Разве не красиво? А дальше – вообще красота, как музыкально, какие точные, хоть и простые рифмы, и мысль понятна:
Когда на скользком повороте
Судьба меня вдруг отшвырнет,
Когда однажды Вы поймете —
Отобрала и не вернет…
Никита писал ни о чем, просто так. И при этом – как будто заглядывая в будущее. Он просто рифмовал слова. Он не переживал, не доставал эти слова из своей души. Я ведь так и не узнала, что было у него в душе. Плел рифмы, баловался словами. Баловался чувствами, удовольствиями, годами моей жизни.
Я аккуратно сложила тетрадки, собираясь убрать все на антресоли. Потом подумала и отнесла всю стопку в мусоропровод. Не жалко? – спросила я сама себя. Жалко, но я все выбросила. Собрала книжки, которые мне дарил Никита по своему выбору, – отнесу, сложу около районной библиотеки, может, кто возьмет, полистать в электричке. Выбросила несколько пар туфель, которые он покупал мне тоже на свой вкус – я так и не привыкла к неудобным туфлям на высоких тонких «шпильках», оранжевое платье – его покупала я сама, но его очень любил Никита.

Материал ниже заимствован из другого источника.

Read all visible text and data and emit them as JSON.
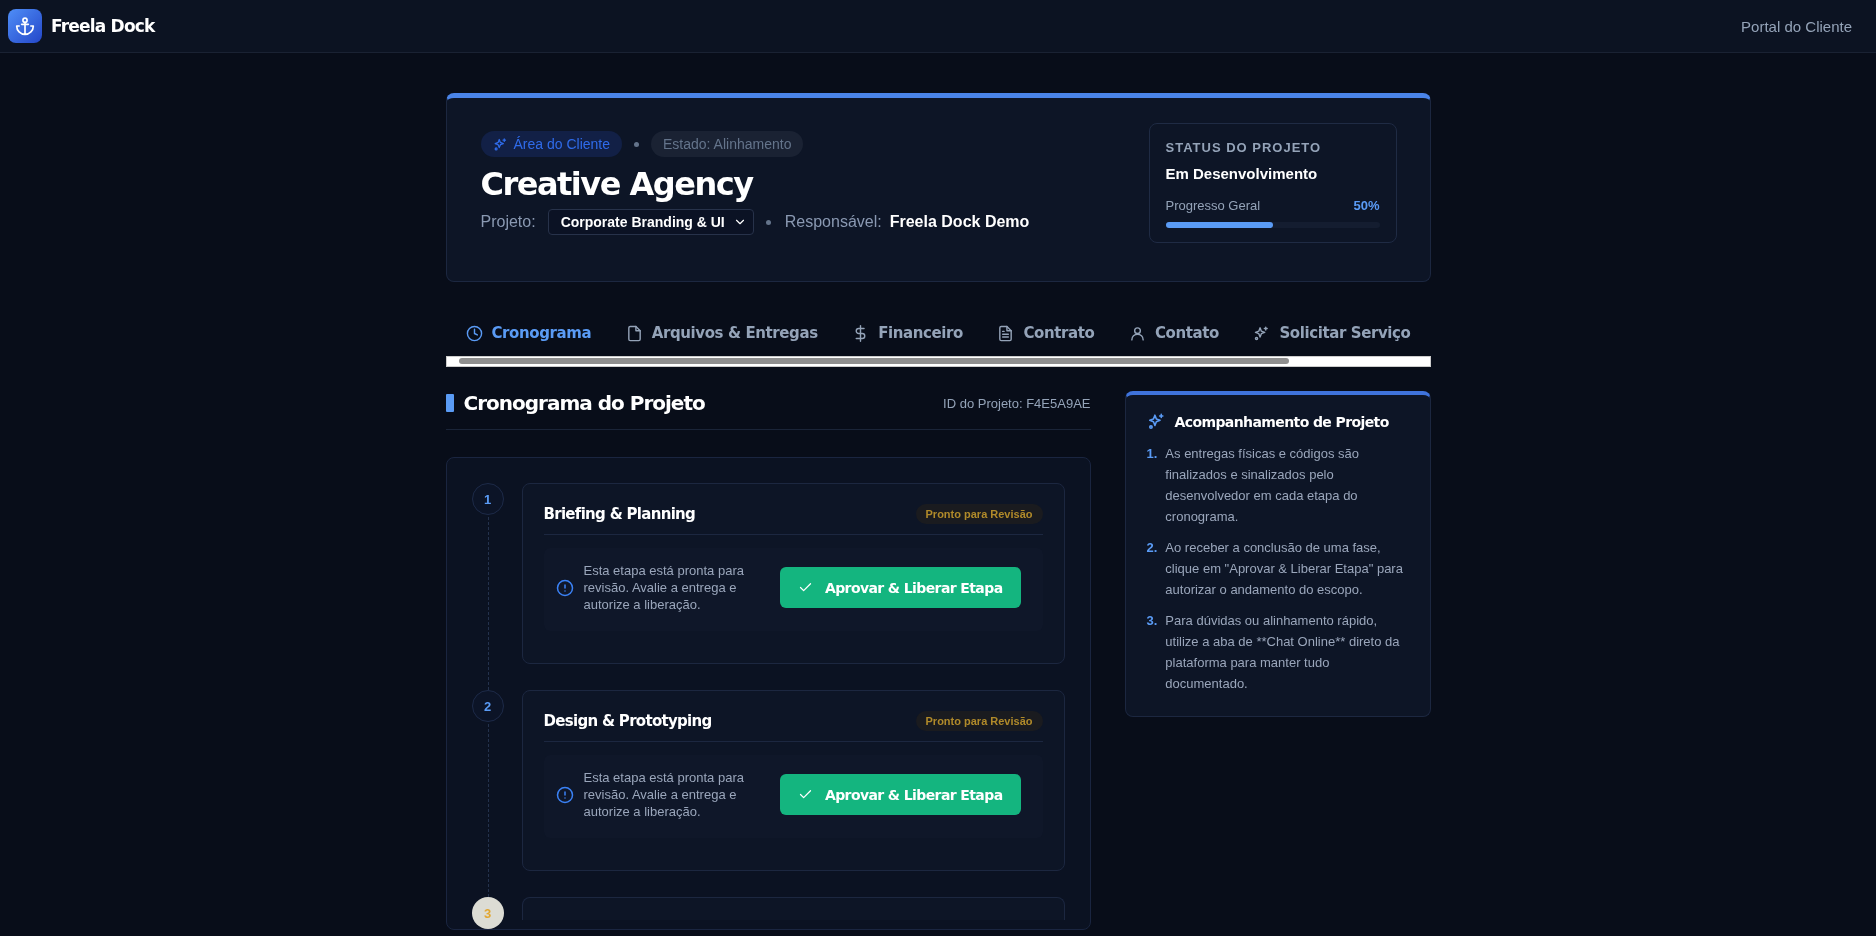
{
  "header": {
    "brand": "Freela Dock",
    "portal_link": "Portal do Cliente"
  },
  "project": {
    "badge": "Área do Cliente",
    "state_pill": "Estado: Alinhamento",
    "client_name": "Creative Agency",
    "project_label": "Projeto:",
    "project_select": "Corporate Branding & UI",
    "owner_label": "Responsável:",
    "owner_name": "Freela Dock Demo",
    "status": {
      "heading": "STATUS DO PROJETO",
      "value": "Em Desenvolvimento",
      "progress_label": "Progresso Geral",
      "progress_reading": "50%",
      "level": 0.5
    }
  },
  "tabs": [
    {
      "label": "Cronograma",
      "selected": true
    },
    {
      "label": "Arquivos & Entregas",
      "selected": false
    },
    {
      "label": "Financeiro",
      "selected": false
    },
    {
      "label": "Contrato",
      "selected": false
    },
    {
      "label": "Contato",
      "selected": false
    },
    {
      "label": "Solicitar Serviço",
      "selected": false
    }
  ],
  "timeline": {
    "title": "Cronograma do Projeto",
    "project_id": "ID do Projeto: F4E5A9AE",
    "steps": [
      {
        "number": "1",
        "kind": "review",
        "title": "Briefing & Planning",
        "status_badge": "Pronto para Revisão",
        "message": "Esta etapa está pronta para revisão. Avalie a entrega e autorize a liberação.",
        "action": "Aprovar & Liberar Etapa"
      },
      {
        "number": "2",
        "kind": "review",
        "title": "Design & Prototyping",
        "status_badge": "Pronto para Revisão",
        "message": "Esta etapa está pronta para revisão. Avalie a entrega e autorize a liberação.",
        "action": "Aprovar & Liberar Etapa"
      },
      {
        "number": "3",
        "kind": "pending"
      }
    ]
  },
  "guide": {
    "title": "Acompanhamento de Projeto",
    "items": [
      {
        "number": "1.",
        "text": "As entregas físicas e códigos são finalizados e sinalizados pelo desenvolvedor em cada etapa do cronograma."
      },
      {
        "number": "2.",
        "text": "Ao receber a conclusão de uma fase, clique em \"Aprovar & Liberar Etapa\" para autorizar o andamento do escopo."
      },
      {
        "number": "3.",
        "text": "Para dúvidas ou alinhamento rápido, utilize a aba de **Chat Online** direto da plataforma para manter tudo documentado."
      }
    ]
  }
}
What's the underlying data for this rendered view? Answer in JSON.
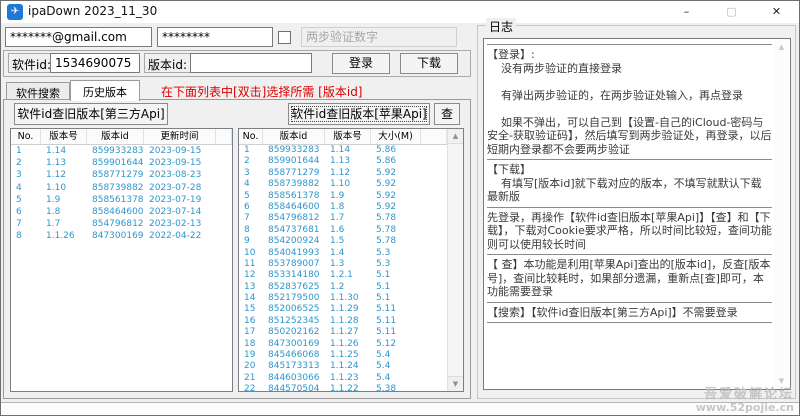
{
  "window": {
    "title": "ipaDown 2023_11_30"
  },
  "icons": {
    "app": "✈",
    "minimize": "–",
    "maximize": "▢",
    "close": "✕",
    "scroll_up": "▲",
    "scroll_down": "▼"
  },
  "login": {
    "email_value": "*******@gmail.com",
    "password_value": "********",
    "twofa_placeholder": "两步验证数字",
    "software_id_label": "软件id:",
    "software_id_value": "1534690075",
    "version_id_label": "版本id:",
    "version_id_value": "",
    "login_button": "登录",
    "download_button": "下载"
  },
  "tabs": {
    "search_tab": "软件搜索",
    "history_tab": "历史版本",
    "hint": "在下面列表中[双击]选择所需 [版本id]"
  },
  "actions": {
    "third_party_button": "软件id查旧版本[第三方Api]",
    "apple_api_button": "软件id查旧版本[苹果Api]",
    "query_button": "查"
  },
  "left_table": {
    "headers": [
      "No.",
      "版本号",
      "版本id",
      "更新时间"
    ],
    "rows": [
      [
        "1",
        "1.14",
        "859933283",
        "2023-09-15"
      ],
      [
        "2",
        "1.13",
        "859901644",
        "2023-09-15"
      ],
      [
        "3",
        "1.12",
        "858771279",
        "2023-08-23"
      ],
      [
        "4",
        "1.10",
        "858739882",
        "2023-07-28"
      ],
      [
        "5",
        "1.9",
        "858561378",
        "2023-07-19"
      ],
      [
        "6",
        "1.8",
        "858464600",
        "2023-07-14"
      ],
      [
        "7",
        "1.7",
        "854796812",
        "2023-02-13"
      ],
      [
        "8",
        "1.1.26",
        "847300169",
        "2022-04-22"
      ]
    ]
  },
  "right_table": {
    "headers": [
      "No.",
      "版本id",
      "版本号",
      "大小(M)"
    ],
    "rows": [
      [
        "1",
        "859933283",
        "1.14",
        "5.86"
      ],
      [
        "2",
        "859901644",
        "1.13",
        "5.86"
      ],
      [
        "3",
        "858771279",
        "1.12",
        "5.92"
      ],
      [
        "4",
        "858739882",
        "1.10",
        "5.92"
      ],
      [
        "5",
        "858561378",
        "1.9",
        "5.92"
      ],
      [
        "6",
        "858464600",
        "1.8",
        "5.92"
      ],
      [
        "7",
        "854796812",
        "1.7",
        "5.78"
      ],
      [
        "8",
        "854737681",
        "1.6",
        "5.78"
      ],
      [
        "9",
        "854200924",
        "1.5",
        "5.78"
      ],
      [
        "10",
        "854041993",
        "1.4",
        "5.3"
      ],
      [
        "11",
        "853789007",
        "1.3",
        "5.3"
      ],
      [
        "12",
        "853314180",
        "1.2.1",
        "5.1"
      ],
      [
        "13",
        "852837625",
        "1.2",
        "5.1"
      ],
      [
        "14",
        "852179500",
        "1.1.30",
        "5.1"
      ],
      [
        "15",
        "852006525",
        "1.1.29",
        "5.11"
      ],
      [
        "16",
        "851252345",
        "1.1.28",
        "5.11"
      ],
      [
        "17",
        "850202162",
        "1.1.27",
        "5.11"
      ],
      [
        "18",
        "847300169",
        "1.1.26",
        "5.12"
      ],
      [
        "19",
        "845466068",
        "1.1.25",
        "5.4"
      ],
      [
        "20",
        "845173313",
        "1.1.24",
        "5.4"
      ],
      [
        "21",
        "844603066",
        "1.1.23",
        "5.4"
      ],
      [
        "22",
        "844570504",
        "1.1.22",
        "5.38"
      ]
    ]
  },
  "log": {
    "group_label": "日志",
    "entries": [
      {
        "type": "sep"
      },
      {
        "type": "text",
        "text": "【登录】:"
      },
      {
        "type": "text",
        "text": "    没有两步验证的直接登录"
      },
      {
        "type": "text",
        "text": ""
      },
      {
        "type": "text",
        "text": "    有弹出两步验证的，在两步验证处输入，再点登录"
      },
      {
        "type": "text",
        "text": ""
      },
      {
        "type": "text",
        "text": "    如果不弹出，可以自己到【设置-自己的iCloud-密码与安全-获取验证码】，然后填写到两步验证处，再登录，以后短期内登录都不会要两步验证"
      },
      {
        "type": "sep"
      },
      {
        "type": "text",
        "text": "【下载】"
      },
      {
        "type": "text",
        "text": "    有填写[版本id]就下载对应的版本，不填写就默认下载最新版"
      },
      {
        "type": "sep"
      },
      {
        "type": "text",
        "text": "先登录，再操作【软件id查旧版本[苹果Api]】【查】和【下载】，下载对Cookie要求严格，所以时间比较短，查间功能则可以使用较长时间"
      },
      {
        "type": "sep"
      },
      {
        "type": "text",
        "text": "【 查】本功能是利用[苹果Api]查出的[版本id]，反查[版本号]，查间比较耗时，如果部分遗漏，重新点[查]即可，本功能需要登录"
      },
      {
        "type": "sep"
      },
      {
        "type": "text",
        "text": "【搜索】【软件id查旧版本[第三方Api]】不需要登录"
      },
      {
        "type": "sep"
      }
    ]
  },
  "watermark": {
    "line1": "吾爱破解论坛",
    "line2": "www.52pojie.cn"
  },
  "colors": {
    "table_text": "#2e96cc",
    "hint_red": "#dd0000",
    "icon_blue": "#1e78d7"
  }
}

Крайности, конечно, но я, кажется, как раз стою на краю. Две мягкие куклы, подаренные им в разное время, я тоже выбросила. Одну звали, понятно, Тюня, другой я имени так и не дала. Мне не пять лет, и не десять. И я не Тюня.
Страусенка, которого я привезла тогда Никите, и игрушка так и осталась у меня в кармане пальто, я перекладывала с места на место, потом подумала и выбросила ее тоже. Лысый мягкий страусенок с беспомощно болтающимися плюшевыми ножками – это символ чего? Моей глупости и негордой, на все согласной любви? Так ее больше нет. И помнить, что я была такой, мне неприятно.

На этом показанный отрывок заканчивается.